Réécriture

Publié le par lefrancaispourlesniais

Acte III, scène 1

 

Titus, Antiochus

 

 

 

Quoi, Prince, vous partiez ? Quelle raison subite
Presse votre départ, ou plutôt votre fuite ?
Vouliez−vous me cacher jusques à vos adieux ?
Est−ce comme ennemi que vous quittez ces lieux ?
Que diront avec moi la cour, Rome, l'empire ?
Mais, comme votre ami, que ne puis−je point dire ?
De quoi m'accusez−vous ? Vous avais−je sans choix
Confondu jusqu'ici dans la foule des rois ?
Mon coeur vous fut ouvert tant qu'a vécu mon père :
C'était le seul présent que je pouvais vous faire ;
Et lorsque avec mon coeur ma main peut s'épancher,
Vous fuyez mes bienfaits tout prêts à vous chercher ?
Pensez−vous qu'oubliant ma fortune passée
Sur ma seule grandeur j'arrête ma pensée,
Et que tous mes amis s'y présentent de loin
Comme autant d'inconnus dont je n'ai plus besoin ?
Vous−même, à mes regards qui vouliez vous soustraire,
Prince, plus que jamais vous m'êtes nécessaire.
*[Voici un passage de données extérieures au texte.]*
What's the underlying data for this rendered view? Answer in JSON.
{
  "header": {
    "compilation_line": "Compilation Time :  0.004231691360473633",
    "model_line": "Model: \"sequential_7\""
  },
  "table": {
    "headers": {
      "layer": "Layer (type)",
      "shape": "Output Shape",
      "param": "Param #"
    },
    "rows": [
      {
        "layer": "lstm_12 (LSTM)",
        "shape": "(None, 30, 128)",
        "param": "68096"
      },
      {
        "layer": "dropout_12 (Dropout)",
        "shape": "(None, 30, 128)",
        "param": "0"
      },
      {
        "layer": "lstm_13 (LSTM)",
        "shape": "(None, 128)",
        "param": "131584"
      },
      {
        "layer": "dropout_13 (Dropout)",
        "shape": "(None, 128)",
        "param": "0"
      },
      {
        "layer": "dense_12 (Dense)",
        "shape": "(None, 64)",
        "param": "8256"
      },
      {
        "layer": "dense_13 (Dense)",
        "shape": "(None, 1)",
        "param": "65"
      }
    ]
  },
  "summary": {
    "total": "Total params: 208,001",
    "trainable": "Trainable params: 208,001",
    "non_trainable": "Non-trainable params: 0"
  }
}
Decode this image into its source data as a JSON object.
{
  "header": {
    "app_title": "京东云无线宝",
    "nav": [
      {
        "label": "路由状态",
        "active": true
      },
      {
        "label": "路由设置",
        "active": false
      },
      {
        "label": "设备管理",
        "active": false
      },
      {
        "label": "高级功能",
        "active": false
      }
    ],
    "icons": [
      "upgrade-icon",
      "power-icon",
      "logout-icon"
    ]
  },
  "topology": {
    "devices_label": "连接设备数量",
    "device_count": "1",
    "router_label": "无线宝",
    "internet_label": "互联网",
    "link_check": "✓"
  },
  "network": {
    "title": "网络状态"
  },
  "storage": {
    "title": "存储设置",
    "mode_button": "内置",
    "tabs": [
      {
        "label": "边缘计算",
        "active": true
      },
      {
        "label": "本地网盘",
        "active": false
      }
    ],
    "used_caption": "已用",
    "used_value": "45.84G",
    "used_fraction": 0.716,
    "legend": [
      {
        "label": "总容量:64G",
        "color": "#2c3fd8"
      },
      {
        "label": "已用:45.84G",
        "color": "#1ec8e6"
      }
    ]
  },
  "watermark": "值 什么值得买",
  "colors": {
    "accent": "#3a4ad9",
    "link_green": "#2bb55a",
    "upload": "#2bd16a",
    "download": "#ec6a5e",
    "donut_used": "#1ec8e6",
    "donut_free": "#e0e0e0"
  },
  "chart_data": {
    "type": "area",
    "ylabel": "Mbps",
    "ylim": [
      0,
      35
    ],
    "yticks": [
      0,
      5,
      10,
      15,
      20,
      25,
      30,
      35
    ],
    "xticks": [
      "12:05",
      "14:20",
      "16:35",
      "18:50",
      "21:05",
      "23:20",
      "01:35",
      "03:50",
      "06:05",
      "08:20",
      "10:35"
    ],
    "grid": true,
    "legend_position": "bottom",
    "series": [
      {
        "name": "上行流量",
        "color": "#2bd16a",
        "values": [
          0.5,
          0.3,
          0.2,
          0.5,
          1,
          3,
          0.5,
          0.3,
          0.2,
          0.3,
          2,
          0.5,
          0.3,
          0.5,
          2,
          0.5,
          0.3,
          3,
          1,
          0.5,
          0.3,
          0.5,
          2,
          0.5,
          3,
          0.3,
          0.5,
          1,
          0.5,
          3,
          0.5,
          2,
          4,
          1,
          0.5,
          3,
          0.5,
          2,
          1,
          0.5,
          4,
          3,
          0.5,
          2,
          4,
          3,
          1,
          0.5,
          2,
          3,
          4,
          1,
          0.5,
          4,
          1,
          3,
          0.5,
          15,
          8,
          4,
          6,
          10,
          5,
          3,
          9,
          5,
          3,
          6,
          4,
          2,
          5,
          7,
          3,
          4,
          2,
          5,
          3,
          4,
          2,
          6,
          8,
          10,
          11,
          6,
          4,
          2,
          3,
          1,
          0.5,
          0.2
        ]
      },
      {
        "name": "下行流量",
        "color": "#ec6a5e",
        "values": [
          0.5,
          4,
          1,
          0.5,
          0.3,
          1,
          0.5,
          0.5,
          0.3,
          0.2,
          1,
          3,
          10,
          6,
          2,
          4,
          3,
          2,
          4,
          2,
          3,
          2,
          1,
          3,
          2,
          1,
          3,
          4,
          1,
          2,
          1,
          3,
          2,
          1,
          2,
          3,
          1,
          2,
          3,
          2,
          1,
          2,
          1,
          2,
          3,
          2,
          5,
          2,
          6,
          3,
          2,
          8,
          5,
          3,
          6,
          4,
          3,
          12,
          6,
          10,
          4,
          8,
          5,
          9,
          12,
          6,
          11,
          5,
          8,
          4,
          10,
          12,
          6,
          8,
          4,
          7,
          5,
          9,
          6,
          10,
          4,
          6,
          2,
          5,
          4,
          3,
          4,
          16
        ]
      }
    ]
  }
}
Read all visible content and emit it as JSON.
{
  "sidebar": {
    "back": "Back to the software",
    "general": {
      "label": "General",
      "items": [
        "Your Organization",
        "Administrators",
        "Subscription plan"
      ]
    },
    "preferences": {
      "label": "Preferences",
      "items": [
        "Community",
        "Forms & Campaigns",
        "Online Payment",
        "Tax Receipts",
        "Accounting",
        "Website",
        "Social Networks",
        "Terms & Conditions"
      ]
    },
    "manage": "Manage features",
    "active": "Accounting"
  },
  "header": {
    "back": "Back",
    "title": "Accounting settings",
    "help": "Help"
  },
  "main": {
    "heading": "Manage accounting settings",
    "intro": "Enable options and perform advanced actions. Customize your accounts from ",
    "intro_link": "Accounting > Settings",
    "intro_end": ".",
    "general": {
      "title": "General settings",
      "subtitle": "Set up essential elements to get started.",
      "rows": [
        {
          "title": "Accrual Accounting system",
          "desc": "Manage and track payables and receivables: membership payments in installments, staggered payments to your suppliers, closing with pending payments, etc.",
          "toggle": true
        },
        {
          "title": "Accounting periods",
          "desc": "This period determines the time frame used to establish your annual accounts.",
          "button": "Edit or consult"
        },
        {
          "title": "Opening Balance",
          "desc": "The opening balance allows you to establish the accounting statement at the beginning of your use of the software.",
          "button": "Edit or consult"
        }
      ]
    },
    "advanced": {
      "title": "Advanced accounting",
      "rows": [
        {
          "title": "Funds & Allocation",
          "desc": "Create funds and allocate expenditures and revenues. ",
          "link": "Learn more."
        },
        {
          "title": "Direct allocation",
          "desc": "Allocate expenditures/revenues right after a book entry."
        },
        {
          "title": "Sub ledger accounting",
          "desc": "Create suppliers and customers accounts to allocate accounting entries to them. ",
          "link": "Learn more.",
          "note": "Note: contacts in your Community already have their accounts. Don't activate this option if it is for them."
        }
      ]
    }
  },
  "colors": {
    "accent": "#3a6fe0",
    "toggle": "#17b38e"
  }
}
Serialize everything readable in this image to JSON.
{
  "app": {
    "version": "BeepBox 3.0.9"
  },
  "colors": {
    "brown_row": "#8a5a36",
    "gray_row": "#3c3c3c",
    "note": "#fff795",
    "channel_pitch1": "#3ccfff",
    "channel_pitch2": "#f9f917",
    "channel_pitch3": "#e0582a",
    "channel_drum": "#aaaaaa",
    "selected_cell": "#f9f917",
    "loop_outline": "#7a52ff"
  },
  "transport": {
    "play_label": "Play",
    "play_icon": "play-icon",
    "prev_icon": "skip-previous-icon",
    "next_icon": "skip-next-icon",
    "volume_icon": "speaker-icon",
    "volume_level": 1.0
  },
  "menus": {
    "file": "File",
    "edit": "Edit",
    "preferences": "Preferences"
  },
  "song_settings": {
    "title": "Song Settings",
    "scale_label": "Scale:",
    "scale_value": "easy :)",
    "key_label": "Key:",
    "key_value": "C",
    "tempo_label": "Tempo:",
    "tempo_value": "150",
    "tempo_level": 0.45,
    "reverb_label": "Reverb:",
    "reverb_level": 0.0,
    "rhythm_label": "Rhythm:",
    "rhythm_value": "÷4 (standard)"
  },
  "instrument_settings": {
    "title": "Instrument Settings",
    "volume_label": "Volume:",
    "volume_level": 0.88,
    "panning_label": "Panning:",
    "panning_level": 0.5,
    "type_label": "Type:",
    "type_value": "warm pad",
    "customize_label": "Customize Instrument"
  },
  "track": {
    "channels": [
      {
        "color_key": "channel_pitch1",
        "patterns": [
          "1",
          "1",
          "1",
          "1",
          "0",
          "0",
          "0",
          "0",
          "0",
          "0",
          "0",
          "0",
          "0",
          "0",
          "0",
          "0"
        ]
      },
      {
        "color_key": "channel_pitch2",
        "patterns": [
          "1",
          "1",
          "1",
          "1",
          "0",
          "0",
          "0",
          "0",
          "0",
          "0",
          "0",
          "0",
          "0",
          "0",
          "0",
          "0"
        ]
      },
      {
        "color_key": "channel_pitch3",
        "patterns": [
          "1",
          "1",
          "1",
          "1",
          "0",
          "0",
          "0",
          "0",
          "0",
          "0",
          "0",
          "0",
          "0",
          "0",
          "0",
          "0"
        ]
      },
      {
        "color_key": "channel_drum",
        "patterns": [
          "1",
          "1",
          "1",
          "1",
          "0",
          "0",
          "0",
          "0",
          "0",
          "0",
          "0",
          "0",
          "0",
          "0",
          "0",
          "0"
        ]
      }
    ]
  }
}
Quoi, Prince ? Vous partez ? Pourquoi partez-vous, ou plutôt fuyez-vous aussi vite ? Voulez-vous me cachez à jamais ? Est-ce que vous quittez ces lieux comme un ennemi ? Que diront, avec moi, la cour, Rome et l'Empire ? Mais comme votre ami, que ne puis-je pas dire ? De quoi vous m'accusez ? Est-ce que je vous ai confondu sans raison jusqu'ici dans la cour des rois ? Mon coeur vous était ouvert tant que vivait mon père : c'était la seule chose que je pouvais vous faire ; et quand ma main est avec mon coeur, elle peut répondre des bienfaits en abondance, vous fuyez mes bienfaits tout prêts à vous chercher ? Pensez-vous qu'en oubliant mon destin passé, que j'arrête ma pensée sur ma seule grandeur, et que tous mes amis s'y présentent de loin comme des inconnus dont je n'ai plus besoin ? Vous-même, qui vouliez mon regard, Prince, vous m'êtes nécessaire plus que jamais.

 

 

Moi, Seigneur ?

Moi, Seigneur

 

 

Vous.

Oui, vous.

 

 

Hélas ! d'un prince malheureux
Que pouvez−vous, Seigneur, attendre que des voeux ?

Malheureusement, hélas ! D'un prince malheureux.